The mission structure in RAGE is extremely poorly designed. A great majority of the missions consists of you going from point A to point B to either pick-up or deliver something. Then you have to drive all the way back to point A to tell the dude you just finished the mission. They’re just fetch quests spliced together with constant backtracking. It becomes incredibly tedious after a while, especially since every time you see a character they have a speech they spew out, and you can’t tell them you finished the mission until they finish – at which point they’ll have another speech about the mission! I was raging pretty hard after a while.
That being said, the missions where you get to participate in some action and actually shoot dudes in the face are awesome! The gun combat feels visceral and brutal – I felt like I was there in the midst of it all, with each gunshot ringing in my gut as I played. When you take aim in the game, you look right down the sights of your gun– an enjoyable feature for me as I liked the realism of looking down the iron sights, but some may prefer to have a little extra help with an aim reticule on screen. The great feeling of the guns is enhanced by the glorious sound design; id has really pushed their sound effects to the limit on this game and it’s great. The fluid character animations also add to the overall fun experience of the combat in RAGE. Walking is not overly shaky, and turning and strafing are a breeze.
Guns are not the only way to do damage in the world though. The game features a heavy focus on car combat, as mentioned above. Driving in the game is very noticeably separated from the first-person action. There are driving sections in RAGE and then there are walking sections – they don’t really blend; you can’t seamlessly jump from your car to land without a small break in the action (usually a quick black screen).
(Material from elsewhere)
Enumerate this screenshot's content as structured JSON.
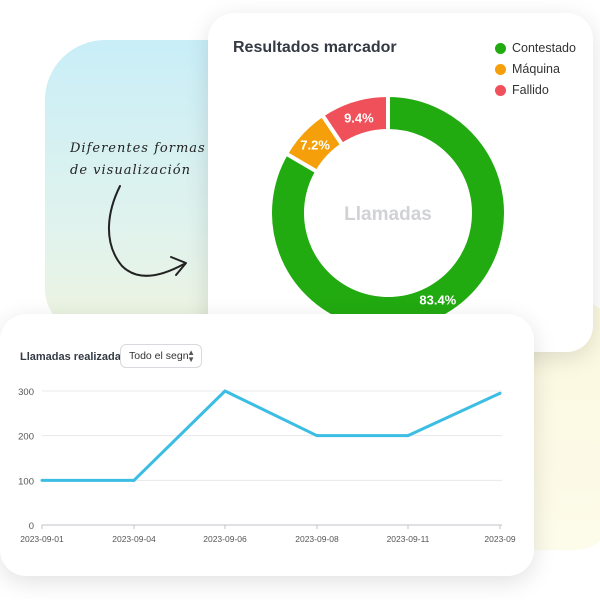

I had no real qualm with this design choice, because it allows id to focus on making the separate aspects perfect. The driving is fun and arcade-like which makes it very easy to pick up. Racing in the game is a definite treat and, because of this, I found myself racing all the time. In-vehicle combat is also intuitive; it’s a matter of pointing and shooting. It felt very similar to the Twisted Metal series minus the pick-ups.
The graphics in RAGE are hit or miss. While the characters look animated and alive, the environment is a texture-less blob half of the time; couple that with the insane amount of texture pop-ins and you have a game that completely lacks detail and doesn’t look great overall – and I’m not even talking about the PC version (that has a whole mess of other graphical issues). I guess id simply decided to focus more on the main things graphically, such as clothes, faces, and other obvious items. However, for those of us who enjoy a game in its entirety, we notice that tire on the side of the road with virtually no texture on the model, and it can really ruin the whole game. It’s a shame that parts of the world look so great and others are just blocks of colour.
Overall, RAGE is a satisfying game. It has great combat both in-car and on-foot, and has a very interesting setting. The game is held back, however, by its terrible mission design and graphical hiccups. I wouldn’t say that those things make the game bad – it’s just something you’ll have to get used to while playing. RAGE certainly brings id Software back into the collective consciousness of the gaming public, and hopefully they can capitalize upon this. If RAGE is a vision of what’s to come, then I’m excited, given a couple of tweaks.